Poetesses and the wicked words


It is a frantic day for the writer. There’s somewhere else to be in the morning, a flight to catch in the evening and her mind is clawing at her pally to be taken to Diggi Palace as quickly as possible. It’s the last day. It’s a Monday. The hordes who show up for the sake of showing up will be gone. The panels look good. And the sky is warm enough to toast brains on.

But there is something scabby about last days, something rich but tired. Like dying roses standing in your best blue vase. But the salve for all annoying feelings is poetry. And so towards poetry, the writer drifts. ‘Wild Girls Wicked Words’ is being launched, which is far too wicked a title for the book to be anything but poignant. It focused on four Tamil poetesses, who have been reviled and threatened in fairly recent years for their work doesn’t quite gel with the expectation of that each one behave – and write – like the ‘good Indian girl’.

That’s the alley this writer hangs out in too, so she sits down to listen to some poems. Besides, she is eager to look at Lakshmi Holmstrom, that star translator whose work she has quietly admired for years. She daren’t actually approach Holmstron, of course, but is content with listening to her read out from the bilingual edition, and wonder at how naturally the inflections in a ‘reading voice’ change when someone switches between English and another language, say Tamil.

The half-rhymes, the natural musicality (even of blank verse) of poems in the original Tamil must have a different kind of power, the sort of impact that makes men send anonymous threatening letters to a poetess who wants to say something about breasts. She is distracted by thoughts of cadence and how much clarity rhythm brings (or conceals) in poetry.

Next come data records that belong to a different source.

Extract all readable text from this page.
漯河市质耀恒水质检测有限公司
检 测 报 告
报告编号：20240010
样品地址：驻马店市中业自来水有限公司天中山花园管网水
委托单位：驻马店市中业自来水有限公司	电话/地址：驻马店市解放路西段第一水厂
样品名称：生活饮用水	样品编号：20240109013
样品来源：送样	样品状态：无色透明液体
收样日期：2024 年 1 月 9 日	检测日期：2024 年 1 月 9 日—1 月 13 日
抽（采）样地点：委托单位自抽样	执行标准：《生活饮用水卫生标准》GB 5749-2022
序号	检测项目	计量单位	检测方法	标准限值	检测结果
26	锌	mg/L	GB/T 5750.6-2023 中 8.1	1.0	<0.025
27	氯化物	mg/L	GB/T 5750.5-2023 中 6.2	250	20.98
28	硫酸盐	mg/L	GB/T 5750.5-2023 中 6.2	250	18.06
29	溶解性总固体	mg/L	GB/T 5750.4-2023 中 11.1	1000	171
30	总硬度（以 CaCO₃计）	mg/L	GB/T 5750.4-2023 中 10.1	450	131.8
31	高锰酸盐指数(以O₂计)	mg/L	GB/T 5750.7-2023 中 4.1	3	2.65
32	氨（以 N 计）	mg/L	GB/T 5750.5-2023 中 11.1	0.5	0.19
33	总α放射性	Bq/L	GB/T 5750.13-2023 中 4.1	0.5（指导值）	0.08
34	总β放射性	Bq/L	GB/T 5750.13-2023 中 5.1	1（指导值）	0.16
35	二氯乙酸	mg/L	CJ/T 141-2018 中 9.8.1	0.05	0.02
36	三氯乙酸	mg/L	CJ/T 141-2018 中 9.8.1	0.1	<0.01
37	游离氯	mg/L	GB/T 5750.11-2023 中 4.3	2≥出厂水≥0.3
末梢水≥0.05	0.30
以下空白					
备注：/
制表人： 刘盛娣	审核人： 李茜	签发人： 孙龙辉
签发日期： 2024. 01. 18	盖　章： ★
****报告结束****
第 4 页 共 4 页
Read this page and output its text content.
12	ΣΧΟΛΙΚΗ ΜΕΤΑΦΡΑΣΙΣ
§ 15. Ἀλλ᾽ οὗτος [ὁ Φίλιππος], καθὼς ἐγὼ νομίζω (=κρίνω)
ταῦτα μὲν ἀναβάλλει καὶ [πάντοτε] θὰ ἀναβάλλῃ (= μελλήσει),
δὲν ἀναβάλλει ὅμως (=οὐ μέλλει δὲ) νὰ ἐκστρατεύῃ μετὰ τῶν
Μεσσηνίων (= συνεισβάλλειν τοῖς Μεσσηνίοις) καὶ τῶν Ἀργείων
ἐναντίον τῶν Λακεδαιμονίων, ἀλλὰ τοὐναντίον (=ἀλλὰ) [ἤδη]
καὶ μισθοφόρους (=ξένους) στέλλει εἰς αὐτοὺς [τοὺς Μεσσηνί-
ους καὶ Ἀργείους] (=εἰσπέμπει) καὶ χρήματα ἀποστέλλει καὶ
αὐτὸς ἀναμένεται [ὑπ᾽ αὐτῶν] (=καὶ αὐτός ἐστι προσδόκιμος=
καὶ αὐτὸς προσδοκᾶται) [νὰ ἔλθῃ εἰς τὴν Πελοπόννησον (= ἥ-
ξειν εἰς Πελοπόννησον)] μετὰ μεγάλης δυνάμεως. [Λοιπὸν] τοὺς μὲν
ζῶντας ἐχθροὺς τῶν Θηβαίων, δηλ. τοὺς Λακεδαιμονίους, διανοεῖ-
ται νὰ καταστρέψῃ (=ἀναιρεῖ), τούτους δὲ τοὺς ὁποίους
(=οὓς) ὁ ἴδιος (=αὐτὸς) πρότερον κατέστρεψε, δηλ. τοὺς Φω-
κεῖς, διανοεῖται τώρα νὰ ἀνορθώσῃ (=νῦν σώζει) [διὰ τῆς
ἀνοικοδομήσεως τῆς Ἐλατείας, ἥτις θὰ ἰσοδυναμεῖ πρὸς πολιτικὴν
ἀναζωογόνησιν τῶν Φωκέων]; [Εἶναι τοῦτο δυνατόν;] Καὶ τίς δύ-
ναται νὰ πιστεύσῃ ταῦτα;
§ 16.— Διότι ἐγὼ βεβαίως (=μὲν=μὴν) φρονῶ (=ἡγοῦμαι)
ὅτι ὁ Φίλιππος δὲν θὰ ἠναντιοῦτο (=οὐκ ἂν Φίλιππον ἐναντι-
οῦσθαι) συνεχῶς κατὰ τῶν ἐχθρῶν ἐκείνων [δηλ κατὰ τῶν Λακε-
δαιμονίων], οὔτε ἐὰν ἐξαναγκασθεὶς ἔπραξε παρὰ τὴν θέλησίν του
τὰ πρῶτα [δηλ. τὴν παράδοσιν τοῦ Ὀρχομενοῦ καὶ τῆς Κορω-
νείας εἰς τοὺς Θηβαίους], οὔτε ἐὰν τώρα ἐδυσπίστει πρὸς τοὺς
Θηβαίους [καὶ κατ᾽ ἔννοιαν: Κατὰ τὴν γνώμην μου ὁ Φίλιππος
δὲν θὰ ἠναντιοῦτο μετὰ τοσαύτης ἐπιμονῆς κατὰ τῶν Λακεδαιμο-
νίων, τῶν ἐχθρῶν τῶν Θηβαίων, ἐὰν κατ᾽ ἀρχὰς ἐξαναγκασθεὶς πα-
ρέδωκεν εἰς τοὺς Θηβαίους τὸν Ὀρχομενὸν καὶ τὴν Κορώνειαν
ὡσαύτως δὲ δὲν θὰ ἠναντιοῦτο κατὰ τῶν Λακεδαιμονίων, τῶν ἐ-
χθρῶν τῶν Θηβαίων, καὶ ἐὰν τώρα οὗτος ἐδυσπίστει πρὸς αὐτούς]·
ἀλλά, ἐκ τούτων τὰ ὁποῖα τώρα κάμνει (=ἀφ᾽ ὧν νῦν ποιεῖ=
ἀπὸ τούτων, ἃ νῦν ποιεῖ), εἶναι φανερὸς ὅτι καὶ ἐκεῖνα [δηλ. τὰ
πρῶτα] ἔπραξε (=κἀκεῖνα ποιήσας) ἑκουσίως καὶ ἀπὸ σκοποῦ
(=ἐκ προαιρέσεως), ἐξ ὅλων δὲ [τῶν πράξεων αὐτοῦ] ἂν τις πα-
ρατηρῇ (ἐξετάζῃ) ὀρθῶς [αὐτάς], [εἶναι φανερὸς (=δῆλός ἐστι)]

But even in translation, there are phrases that leap up and grab the listening writer by the jaw. There’s a longing for an ‘infant language’ to ‘put an end to sorrow’; a ‘suicide soldier’ who must be different from a suicide bomber; Meenakshi, the Pandyan warrior princess whom Lord Shiva tamed with the sheer force of his beauty. Salma says she trusts silence rather than words.

What a strange note to strike at a festival given wholly over to words, the writer thinks. Later, she hovers in the tent where they will talk about the Mahanagar. Ajay Navaria says he worships the metropolis (mainly because he hates the present structure in India’s villages). He speaks of a sweet sea of anonymity, and of his heart being an amoeba, which splinters but fails to die. MA Farooqi mentions the ‘ruination of the Inner City’.

All metaphors are getting whirred in the writer’s head, slowly turning into unpoetic goo. Many metropolises are inside her and the sea is ruined. Amoebic dysentery is rampant in both villages and cities. All princesses are tame.

Elsewhere, Frank Dikotter is describing Mao Zedong as a psychopath. He talks of a famine so great, it needed the Cultural Revolution to crush dissident souls in the 1960s in China. A Tibetan man is saying that his parents had to boil and eat the soles of their yak-skin shoes during the famine.

On her way out, an image strikes her that coincidentally mirrors her first day’s experience. A worker lies on a heap of tenting fabric. He has pulled a whole mattress over his body, either in an attempt to get warm or because his body hurts and the weight feels good on aching limbs, like an invisible lover.